Let’s not forget, LeMahieu’s value to the Yankees exceeds that of the dollar amount he will receive. Who do you want up in a big spot with runners on base in the postseason? DJ LeMahieu. The Yankees do not have another hitter like him. He had a strikeout rate of 9.7 percent in 2020 — second only to Tommy La Stella who had an absurd 5.3 percent strikeout rate. He ranks 32nd among all active players with a career 14.7 percent strikeout rate. Simply put, he puts the ball in play. He makes things happen. So would the Yankees be wise to “overpay” to retain his services? I don’t know what the exact financials look like due to COVID, but I would say yes.

While Hal Steinbrenner recently mentioned that the Yankees sustained more losses than any other team, every other team did also have losses.

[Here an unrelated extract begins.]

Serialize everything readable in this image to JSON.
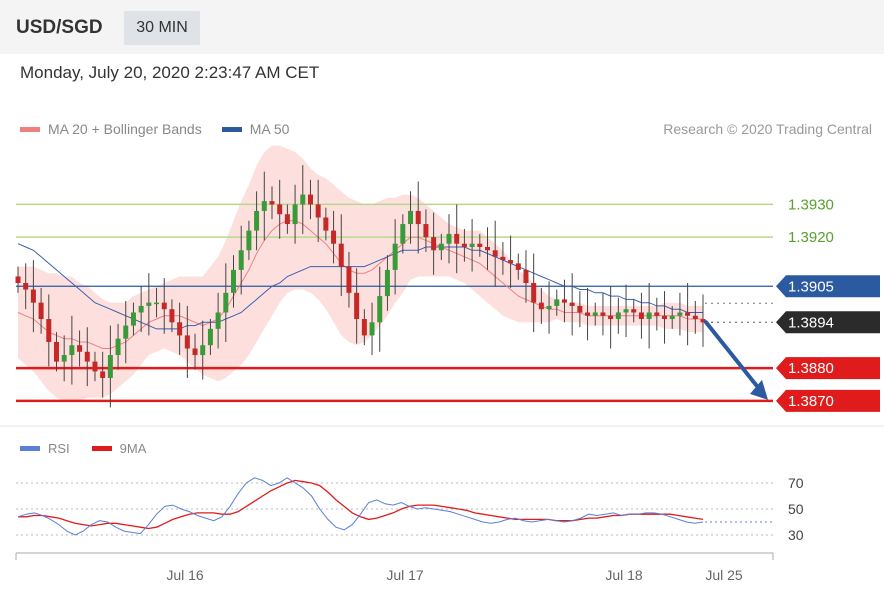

Thus, there might not be a huge bidding war this offseason that may have occurred had this been any other year. I think that DJ will get $20 million per year at minimum, with at least a term of three or four years. I, of course, do not know what DJ wants — maybe he wants the final contract of his career. That would be pretty lengthy. I would guess that he will get something for four or five years. With his type of game, he can stay productive going into his late-thirties and come out on the other side of his new deal in a position to get another good one. 

The Yankees also have some other holes to file, namely pitching (both starting and relief). Many Yankees fans insist on giving DJ a blank check, but how far are you willing to go with him if it means not being able to upgrade anywhere else? Both sides want to bring him back, but his value has never been higher.